Though it took the then-usual haircut on its initial public offering price, selling 12.5 million shares at $6 apiece, Endocyte's stock made a splash on debut, jumping 29 percent on the first day of trading and gaining as much as 60 percent over the next several months, until early data from the phase II ovarian cancer trial was less-than-compelling, dropping the stock 65 percent. (See BioWorld Today, Feb. 7, 2011.)
In 2012, the deal with Merck sent shares soaring 100 percent, and after the conditional EMA approval earlier this year, the stock hit a new 52-week high of $33.70. Shortly after that latest jump, Endocyte priced a public offering yielding net proceeds of $101.8 million. That added to the cash, equivalents and investments totaling $131.5 million as of March 31.
The company also expects to recognize about $46 million in deferred revenue from Merck in the second quarter, said Chief Financial Officer Mike Sherman.

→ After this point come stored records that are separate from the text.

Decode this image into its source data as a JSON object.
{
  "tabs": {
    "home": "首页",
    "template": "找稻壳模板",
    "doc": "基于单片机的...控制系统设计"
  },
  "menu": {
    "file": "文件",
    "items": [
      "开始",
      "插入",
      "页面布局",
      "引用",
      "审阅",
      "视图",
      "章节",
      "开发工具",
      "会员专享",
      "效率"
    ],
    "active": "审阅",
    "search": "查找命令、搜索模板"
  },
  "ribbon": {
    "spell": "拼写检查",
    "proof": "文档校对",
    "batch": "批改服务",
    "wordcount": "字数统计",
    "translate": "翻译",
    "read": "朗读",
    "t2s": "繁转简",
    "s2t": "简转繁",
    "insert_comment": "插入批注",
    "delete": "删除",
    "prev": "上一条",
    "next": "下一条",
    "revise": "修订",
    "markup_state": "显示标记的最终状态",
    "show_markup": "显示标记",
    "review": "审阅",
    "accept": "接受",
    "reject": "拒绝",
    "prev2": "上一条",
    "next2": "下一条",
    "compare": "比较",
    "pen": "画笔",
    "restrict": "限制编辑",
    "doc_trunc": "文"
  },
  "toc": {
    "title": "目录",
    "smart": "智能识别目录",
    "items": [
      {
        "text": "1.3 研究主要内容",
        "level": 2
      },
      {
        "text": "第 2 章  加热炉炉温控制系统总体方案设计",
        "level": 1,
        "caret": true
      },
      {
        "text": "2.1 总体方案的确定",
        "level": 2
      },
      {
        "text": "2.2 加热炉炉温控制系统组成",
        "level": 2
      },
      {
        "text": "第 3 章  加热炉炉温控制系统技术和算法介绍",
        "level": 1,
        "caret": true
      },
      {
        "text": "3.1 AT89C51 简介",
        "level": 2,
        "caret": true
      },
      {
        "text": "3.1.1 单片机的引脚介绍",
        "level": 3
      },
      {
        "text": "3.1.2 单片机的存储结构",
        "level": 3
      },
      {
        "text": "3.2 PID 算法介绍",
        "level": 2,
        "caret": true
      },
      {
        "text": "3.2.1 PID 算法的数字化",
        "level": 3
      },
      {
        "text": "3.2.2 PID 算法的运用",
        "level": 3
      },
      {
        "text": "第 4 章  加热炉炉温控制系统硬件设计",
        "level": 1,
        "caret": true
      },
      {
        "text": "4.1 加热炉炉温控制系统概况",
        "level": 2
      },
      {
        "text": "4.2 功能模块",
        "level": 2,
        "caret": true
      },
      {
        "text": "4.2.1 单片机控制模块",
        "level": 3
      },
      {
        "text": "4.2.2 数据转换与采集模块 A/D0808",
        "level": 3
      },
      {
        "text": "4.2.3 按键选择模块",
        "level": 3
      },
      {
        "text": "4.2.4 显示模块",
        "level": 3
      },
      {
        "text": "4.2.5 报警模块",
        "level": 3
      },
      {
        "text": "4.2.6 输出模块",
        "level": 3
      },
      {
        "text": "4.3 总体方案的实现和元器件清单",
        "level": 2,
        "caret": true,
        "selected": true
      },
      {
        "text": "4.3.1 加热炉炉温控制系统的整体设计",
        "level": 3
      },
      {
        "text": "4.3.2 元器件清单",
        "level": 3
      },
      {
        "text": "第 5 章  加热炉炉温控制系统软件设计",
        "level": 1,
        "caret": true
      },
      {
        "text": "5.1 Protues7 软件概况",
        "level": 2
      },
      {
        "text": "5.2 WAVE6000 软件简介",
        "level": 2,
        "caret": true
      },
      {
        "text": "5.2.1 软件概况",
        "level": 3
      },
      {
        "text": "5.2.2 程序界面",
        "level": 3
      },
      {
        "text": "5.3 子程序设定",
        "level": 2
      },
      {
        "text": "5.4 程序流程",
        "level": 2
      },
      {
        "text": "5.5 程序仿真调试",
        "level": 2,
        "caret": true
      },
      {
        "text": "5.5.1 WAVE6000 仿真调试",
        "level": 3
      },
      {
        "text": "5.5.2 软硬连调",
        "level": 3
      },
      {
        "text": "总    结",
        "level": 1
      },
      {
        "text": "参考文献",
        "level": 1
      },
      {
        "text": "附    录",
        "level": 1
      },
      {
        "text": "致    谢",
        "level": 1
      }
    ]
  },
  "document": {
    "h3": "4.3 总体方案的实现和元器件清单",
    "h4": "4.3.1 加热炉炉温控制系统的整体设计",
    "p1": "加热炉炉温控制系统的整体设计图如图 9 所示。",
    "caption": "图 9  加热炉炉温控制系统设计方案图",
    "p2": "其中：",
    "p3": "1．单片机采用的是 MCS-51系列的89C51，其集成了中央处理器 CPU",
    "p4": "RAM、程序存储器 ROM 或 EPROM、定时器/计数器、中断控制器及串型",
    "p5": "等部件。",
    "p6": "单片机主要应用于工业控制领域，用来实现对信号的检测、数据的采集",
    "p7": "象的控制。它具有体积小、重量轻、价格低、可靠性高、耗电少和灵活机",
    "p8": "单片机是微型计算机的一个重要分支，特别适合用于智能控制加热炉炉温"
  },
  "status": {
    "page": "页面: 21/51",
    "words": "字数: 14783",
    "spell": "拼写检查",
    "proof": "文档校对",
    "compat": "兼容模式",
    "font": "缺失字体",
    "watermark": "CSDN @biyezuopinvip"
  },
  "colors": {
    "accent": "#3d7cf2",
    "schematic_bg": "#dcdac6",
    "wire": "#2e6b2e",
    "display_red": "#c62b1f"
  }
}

Merck is shouldering most of the costs for the vintafolide program – Endocyte had been putting in about $5 million to $6 million per quarter for PROCEED – so Endocyte will focus resources on its earlier SMDC pipeline programs. The latest financing will help "move the programs forward more aggressively," Sherman said.
The company has initiated phase I development of EC1456, an injectable SMDC comprising folate vitamin B9 linked to tubulysin B hydrazide as the cytotoxic agent, to be co-developed with etarfolatide as its companion diagnostic. The first cohort is wrapping up, and Endocyte said it expects to start treatment in the second cohort in late May or early June.
According to Cortellis Clinical Trials Intelligence, that phase I study is enrolling patients with advanced solid tumors.
An investigational new drug application has been cleared for EC1169, a prostate-specific membrane antigen-targeted SMDC also consisting of tubulysin B hydrazide, and patient screening has begun.
More SMDC candidates are following, including a folate-targeting drug with an alternative warhead and a DNA alkylating agent, Sherman said. "We'll be judicious in bringing those agents forward as we generate additional data."
Endocyte posted a net loss of $3.1 million, or 9 cents per share, for the first quarter.